The first thing to say is that JavaScript numbers the months starting from 0 for January.
So if m is the number of the month that you want to know the number of days of all you have to do is find the number of days between the first of month m and the first of month m+1.
in JavaScript this is:
var m=1; var y=2013; var daysInMonth=toDays( new Date(y,m+1,1)- new Date(y,m,1)); console.log(daysInMonth);
The m variable sets the month in question - remember that January is zero and y sets the year. The line that does the work is:
new Date(y,m+1,1)-new Date(y,m,1);
This gives the length of the month in milliseconds and to convert to days we just divide by the number of milliseconds in a day.
Of course this gives you the exact fractional number of days in the month taking into account any day light saving changes. If you use this method you will get the wrong answer for any month were the clocks change.
The correct way to find the number of days in a month is to use UTC:
var daysInMonth=toDays( Date.UTC(y,m+1,1)- Date.UTC(y,m,1));
You may also notice that there is an "end case" that we have to consider. What happens when you try to find the number of days in December? The problem is that you need to subtract its first day from the first day of January of the next year.
So to make this work you have to remember to test for month=December, i.e. m==11 in JavaScript and add one to the year and set m to January. In most languages you don't have to do this because the date constructor function nearly ways interprets the 13th month of the current year as being the same as the first month of the next year. So it is with JavaScript and this means you can work with dates that strictly aren't proper dates. For example
new Date(2013,12,1);
is the same as
new Date(2014,1,1);
This is a very useful feature that saves a lot of testing for end cases.

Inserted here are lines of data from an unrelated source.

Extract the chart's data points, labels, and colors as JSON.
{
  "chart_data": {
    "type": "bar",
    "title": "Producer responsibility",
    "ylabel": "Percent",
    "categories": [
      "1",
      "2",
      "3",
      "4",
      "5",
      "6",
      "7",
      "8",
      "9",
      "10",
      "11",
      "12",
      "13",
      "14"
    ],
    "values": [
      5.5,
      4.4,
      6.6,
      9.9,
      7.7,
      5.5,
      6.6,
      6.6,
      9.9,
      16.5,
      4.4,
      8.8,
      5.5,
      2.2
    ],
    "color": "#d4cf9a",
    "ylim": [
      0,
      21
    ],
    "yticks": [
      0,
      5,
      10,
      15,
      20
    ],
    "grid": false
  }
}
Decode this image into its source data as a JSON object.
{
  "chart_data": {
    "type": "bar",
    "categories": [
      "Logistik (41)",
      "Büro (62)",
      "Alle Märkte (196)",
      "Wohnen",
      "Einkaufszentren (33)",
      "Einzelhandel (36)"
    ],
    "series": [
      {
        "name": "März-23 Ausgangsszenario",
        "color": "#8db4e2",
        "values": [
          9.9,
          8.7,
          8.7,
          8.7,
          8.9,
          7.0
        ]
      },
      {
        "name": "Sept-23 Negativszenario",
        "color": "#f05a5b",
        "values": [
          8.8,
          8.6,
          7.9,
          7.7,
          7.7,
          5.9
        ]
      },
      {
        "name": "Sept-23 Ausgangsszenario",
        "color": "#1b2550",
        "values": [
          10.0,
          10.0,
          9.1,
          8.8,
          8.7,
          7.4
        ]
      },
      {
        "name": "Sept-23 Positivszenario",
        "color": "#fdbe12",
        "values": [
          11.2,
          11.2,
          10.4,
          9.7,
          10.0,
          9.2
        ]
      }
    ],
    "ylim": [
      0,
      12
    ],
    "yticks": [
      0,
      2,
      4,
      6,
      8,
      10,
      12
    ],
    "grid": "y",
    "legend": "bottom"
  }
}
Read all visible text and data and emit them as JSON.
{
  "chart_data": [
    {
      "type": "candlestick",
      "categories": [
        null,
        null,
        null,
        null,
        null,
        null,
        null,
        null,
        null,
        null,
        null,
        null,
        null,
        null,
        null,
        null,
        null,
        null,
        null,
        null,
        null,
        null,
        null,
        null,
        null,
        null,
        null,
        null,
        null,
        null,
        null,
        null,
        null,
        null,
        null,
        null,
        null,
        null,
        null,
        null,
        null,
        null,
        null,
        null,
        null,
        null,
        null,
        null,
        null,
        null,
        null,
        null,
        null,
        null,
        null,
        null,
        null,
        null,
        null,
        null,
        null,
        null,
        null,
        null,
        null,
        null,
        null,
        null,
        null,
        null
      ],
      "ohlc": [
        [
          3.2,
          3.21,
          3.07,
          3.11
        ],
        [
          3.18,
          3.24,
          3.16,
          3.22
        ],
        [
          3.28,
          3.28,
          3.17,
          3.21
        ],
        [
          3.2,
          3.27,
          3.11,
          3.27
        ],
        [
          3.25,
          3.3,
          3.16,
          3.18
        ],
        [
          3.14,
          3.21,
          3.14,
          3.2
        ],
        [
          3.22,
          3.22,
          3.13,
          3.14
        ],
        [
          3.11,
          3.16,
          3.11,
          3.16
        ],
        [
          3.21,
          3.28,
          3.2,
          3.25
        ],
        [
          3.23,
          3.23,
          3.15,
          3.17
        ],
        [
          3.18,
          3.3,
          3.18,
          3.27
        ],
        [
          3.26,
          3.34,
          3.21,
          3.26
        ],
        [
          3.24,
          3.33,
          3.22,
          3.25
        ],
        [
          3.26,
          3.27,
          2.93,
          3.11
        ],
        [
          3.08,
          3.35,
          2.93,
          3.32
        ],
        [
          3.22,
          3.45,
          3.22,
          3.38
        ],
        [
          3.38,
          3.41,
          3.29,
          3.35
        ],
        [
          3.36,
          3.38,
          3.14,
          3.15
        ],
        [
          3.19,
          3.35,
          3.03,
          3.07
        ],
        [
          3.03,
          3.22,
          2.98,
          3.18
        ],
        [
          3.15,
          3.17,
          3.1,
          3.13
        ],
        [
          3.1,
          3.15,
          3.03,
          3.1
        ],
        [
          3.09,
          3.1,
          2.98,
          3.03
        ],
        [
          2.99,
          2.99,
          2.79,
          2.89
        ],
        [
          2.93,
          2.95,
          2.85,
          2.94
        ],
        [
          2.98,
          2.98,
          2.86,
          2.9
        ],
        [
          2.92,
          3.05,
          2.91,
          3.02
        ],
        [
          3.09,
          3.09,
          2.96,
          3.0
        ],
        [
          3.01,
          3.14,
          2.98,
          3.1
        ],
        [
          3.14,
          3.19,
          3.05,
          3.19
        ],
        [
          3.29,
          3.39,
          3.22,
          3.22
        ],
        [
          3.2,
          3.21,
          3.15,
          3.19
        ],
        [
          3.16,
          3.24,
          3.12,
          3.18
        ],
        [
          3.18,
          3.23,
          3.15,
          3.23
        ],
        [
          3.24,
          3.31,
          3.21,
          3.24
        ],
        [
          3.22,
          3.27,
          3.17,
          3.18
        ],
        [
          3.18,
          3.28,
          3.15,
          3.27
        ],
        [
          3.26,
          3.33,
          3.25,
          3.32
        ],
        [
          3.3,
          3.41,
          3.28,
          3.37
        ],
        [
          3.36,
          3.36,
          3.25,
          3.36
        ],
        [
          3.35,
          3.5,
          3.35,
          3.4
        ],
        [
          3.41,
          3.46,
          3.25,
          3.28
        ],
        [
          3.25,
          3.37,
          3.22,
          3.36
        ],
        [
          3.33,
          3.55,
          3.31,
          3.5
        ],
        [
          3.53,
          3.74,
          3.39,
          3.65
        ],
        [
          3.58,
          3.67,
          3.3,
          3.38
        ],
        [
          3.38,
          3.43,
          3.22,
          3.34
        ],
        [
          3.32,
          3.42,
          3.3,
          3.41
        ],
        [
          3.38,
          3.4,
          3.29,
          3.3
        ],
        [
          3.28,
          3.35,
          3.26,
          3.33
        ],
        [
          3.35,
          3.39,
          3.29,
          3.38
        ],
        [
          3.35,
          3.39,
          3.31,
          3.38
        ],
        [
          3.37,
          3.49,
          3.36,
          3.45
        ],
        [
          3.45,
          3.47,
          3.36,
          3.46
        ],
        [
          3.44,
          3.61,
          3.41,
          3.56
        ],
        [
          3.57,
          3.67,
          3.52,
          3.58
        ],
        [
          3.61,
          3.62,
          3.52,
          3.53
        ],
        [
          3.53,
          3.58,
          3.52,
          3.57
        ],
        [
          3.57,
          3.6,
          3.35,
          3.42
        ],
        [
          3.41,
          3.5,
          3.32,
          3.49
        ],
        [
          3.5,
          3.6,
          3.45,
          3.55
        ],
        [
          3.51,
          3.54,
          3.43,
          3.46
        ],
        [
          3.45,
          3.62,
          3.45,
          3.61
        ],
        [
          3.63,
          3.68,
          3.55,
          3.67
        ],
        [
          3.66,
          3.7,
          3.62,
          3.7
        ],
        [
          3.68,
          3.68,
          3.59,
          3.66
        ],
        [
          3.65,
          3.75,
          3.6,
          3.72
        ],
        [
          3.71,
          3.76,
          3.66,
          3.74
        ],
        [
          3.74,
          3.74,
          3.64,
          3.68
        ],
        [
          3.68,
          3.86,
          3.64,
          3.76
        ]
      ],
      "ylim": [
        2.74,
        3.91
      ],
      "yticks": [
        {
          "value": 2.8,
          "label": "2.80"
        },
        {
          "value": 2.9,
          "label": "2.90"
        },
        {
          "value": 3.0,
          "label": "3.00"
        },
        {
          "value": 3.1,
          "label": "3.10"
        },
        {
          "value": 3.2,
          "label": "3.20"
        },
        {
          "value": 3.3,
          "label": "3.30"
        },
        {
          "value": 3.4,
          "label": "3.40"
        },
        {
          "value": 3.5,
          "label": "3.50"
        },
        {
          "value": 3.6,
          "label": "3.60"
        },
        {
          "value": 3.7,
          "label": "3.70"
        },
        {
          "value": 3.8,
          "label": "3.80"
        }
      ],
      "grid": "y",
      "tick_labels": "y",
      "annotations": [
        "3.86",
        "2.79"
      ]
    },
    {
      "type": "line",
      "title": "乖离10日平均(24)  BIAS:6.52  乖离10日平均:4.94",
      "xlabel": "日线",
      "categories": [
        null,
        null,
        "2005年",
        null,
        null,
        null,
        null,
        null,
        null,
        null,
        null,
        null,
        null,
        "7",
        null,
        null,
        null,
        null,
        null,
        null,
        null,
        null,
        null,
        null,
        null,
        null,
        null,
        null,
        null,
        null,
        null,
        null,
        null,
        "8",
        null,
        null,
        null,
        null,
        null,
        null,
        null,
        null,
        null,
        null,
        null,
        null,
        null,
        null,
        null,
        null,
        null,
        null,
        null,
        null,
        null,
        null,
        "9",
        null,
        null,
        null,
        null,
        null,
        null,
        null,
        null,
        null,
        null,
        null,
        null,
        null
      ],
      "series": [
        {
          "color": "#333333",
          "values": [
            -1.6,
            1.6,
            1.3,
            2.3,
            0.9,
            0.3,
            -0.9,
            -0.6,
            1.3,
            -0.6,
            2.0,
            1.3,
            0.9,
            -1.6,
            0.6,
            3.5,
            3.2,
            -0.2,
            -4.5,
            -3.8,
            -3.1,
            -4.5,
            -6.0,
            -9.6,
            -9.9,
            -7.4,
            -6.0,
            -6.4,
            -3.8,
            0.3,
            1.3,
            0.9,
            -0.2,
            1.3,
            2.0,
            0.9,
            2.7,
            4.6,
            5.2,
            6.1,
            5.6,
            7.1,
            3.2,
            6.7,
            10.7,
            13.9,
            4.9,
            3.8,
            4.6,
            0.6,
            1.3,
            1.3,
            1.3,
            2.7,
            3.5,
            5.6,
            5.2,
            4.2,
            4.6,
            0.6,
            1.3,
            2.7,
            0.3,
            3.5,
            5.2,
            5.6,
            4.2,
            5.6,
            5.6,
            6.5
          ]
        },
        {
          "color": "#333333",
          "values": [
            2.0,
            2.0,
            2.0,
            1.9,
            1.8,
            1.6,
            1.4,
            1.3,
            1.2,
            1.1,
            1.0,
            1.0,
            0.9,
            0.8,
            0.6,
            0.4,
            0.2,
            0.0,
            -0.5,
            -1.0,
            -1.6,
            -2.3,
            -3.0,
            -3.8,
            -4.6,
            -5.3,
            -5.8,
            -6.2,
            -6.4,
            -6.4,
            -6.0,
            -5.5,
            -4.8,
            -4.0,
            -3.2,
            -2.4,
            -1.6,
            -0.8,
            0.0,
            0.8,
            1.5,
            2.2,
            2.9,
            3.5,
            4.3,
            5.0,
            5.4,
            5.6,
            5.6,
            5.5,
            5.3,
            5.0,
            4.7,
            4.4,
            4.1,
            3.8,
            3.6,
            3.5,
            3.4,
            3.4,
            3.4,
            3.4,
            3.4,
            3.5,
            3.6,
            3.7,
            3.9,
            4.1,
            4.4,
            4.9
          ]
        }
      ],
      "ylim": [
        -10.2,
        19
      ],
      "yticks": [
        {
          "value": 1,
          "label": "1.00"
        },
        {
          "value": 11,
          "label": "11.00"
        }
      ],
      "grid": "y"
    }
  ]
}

If you are thinking that storing the days of the month in a lookup table would be much easier then you are correct apart from one small problem - leap years. If you use a table lookup you need to remember to change the number of days in February when it is a leap year. Using the calculation method you can let the leap years look after themselves.
You can, of course make it simpler by converting it into a function:
function daysInMonth(m, y) { var y = y || new Date(Date.now()).getFullYear(); return toDays(Date.UTC(y, m + 1, 1) - Date.UTC(y, m, 1)); }
If you don't specify a year parameter then the current year is used as a default.